I have an 08 rzr and it stays on high idle for a bit after letting off of the throttle when at a stop. I have to wait for awhile for the rpm to drop before I can switch gears or the gears grind. Sometimes I have to wait for 5 to 10 seconds and other times the rpms will not drop and I have to shut it off, switch gears and start it again in gear. If the rpm's are not below 1500 the gears grind. Have any of you had this problem with it staying in high rpm's before and if so, what did you do to fix it. I have done some research and found that the idle rpm should be around 1150rpm. Mine is around 1350rpm and has always been since I got it. I am thinking maybe an air intake issue so I am going to spray some staring fluid around the rubber boot while the engine is idling and see if the rpm increases. I was also wondering about the tps.
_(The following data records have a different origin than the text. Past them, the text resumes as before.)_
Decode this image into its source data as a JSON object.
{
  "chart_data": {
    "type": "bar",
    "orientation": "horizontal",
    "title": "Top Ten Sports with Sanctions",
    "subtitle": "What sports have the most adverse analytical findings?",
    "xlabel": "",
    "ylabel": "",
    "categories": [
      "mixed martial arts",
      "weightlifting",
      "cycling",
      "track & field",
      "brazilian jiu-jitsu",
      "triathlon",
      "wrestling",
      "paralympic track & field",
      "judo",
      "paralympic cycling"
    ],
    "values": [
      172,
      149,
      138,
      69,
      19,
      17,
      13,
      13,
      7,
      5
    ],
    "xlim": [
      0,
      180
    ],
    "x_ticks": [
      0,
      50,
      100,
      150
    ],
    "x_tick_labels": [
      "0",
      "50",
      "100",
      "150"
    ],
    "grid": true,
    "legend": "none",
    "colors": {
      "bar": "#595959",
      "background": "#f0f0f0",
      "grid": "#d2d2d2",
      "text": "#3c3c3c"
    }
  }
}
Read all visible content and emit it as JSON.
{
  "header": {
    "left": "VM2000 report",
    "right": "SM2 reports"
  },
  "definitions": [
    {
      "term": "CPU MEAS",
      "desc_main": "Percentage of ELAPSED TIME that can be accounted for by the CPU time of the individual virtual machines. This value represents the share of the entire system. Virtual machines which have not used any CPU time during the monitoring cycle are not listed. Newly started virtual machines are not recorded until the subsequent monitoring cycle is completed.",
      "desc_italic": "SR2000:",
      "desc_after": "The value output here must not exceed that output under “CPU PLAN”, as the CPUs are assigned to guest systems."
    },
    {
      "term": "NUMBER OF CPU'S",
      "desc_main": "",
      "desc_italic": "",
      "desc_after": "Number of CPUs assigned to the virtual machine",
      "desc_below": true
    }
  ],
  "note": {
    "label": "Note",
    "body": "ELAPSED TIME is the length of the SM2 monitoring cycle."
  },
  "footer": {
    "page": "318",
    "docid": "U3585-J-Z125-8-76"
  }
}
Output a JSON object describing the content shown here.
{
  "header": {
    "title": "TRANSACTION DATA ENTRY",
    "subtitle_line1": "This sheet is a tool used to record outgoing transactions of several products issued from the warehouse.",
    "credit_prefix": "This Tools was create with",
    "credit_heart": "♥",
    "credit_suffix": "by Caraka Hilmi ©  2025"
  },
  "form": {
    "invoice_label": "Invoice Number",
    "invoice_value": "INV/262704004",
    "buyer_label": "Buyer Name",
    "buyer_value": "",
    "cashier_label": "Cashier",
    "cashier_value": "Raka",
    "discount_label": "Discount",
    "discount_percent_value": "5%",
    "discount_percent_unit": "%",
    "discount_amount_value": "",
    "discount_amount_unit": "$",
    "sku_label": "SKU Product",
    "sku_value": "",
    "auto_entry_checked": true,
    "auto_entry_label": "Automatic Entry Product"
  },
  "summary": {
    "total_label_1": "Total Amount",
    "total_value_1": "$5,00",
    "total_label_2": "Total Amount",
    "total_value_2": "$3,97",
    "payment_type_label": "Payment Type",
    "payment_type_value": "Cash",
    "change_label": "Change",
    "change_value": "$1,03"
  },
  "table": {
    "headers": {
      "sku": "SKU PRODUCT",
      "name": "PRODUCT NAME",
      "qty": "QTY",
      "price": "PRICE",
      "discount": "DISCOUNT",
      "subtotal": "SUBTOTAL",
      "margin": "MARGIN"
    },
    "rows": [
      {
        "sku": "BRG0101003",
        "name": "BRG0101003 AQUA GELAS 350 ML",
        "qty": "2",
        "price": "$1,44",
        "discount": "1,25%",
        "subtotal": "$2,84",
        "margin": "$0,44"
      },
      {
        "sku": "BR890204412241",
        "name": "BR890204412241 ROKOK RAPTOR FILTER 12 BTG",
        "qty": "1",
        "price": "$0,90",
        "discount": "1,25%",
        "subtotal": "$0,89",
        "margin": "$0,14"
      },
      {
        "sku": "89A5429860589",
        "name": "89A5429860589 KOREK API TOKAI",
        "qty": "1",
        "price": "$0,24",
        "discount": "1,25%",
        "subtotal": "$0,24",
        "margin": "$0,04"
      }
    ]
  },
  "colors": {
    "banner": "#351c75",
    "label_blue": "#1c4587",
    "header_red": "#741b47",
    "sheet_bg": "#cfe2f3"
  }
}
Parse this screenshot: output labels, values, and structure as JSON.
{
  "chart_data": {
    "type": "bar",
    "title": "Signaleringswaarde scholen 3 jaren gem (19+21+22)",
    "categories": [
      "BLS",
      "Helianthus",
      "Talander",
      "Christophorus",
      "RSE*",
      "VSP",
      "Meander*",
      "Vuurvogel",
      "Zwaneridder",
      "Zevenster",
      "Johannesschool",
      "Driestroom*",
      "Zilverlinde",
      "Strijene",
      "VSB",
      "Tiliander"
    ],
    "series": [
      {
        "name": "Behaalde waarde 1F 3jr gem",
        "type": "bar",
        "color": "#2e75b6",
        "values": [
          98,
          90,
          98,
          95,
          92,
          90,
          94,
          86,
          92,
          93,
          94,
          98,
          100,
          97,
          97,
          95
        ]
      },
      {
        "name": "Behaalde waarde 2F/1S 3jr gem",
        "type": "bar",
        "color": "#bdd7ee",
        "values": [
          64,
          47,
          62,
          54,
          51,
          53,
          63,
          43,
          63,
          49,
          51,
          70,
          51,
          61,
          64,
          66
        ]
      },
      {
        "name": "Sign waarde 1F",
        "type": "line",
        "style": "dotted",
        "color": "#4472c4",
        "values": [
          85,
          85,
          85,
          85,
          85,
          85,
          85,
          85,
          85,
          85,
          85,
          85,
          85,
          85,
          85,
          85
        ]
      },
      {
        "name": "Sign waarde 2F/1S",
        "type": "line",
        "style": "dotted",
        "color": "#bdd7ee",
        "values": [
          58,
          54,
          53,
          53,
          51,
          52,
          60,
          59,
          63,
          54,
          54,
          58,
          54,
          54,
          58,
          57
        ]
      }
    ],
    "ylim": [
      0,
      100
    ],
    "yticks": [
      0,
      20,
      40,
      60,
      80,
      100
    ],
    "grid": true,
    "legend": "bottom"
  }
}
If it needs calibrating, could this cause the issues that I am having.


----------



## DLB

It may just be the throttle cable sticking. The cable rides low in the machine and can get clogged with mud. My dad's RZR got stuck WOT once because of this. Had to remove the cable and spray wd-40 down the sleeve until it moved freely.


----------



## bstomper

Well after some frustrating times trying to figure this out, I decided to take the throttle body off and check it. It was filthy. So I cleaned it up and adjusted the air screw a bit to reduce the rpms and it is running the best that it has since I have owned it. I am not sure if any one here has Seen the removeable bed liner mod for the rzr's but it made the job very easy to csess the engine and TB.


----------



## 07cat700

Mine was doing the same thing and it ended up being the cable so i put a new one on it and i havent had a problem since


----------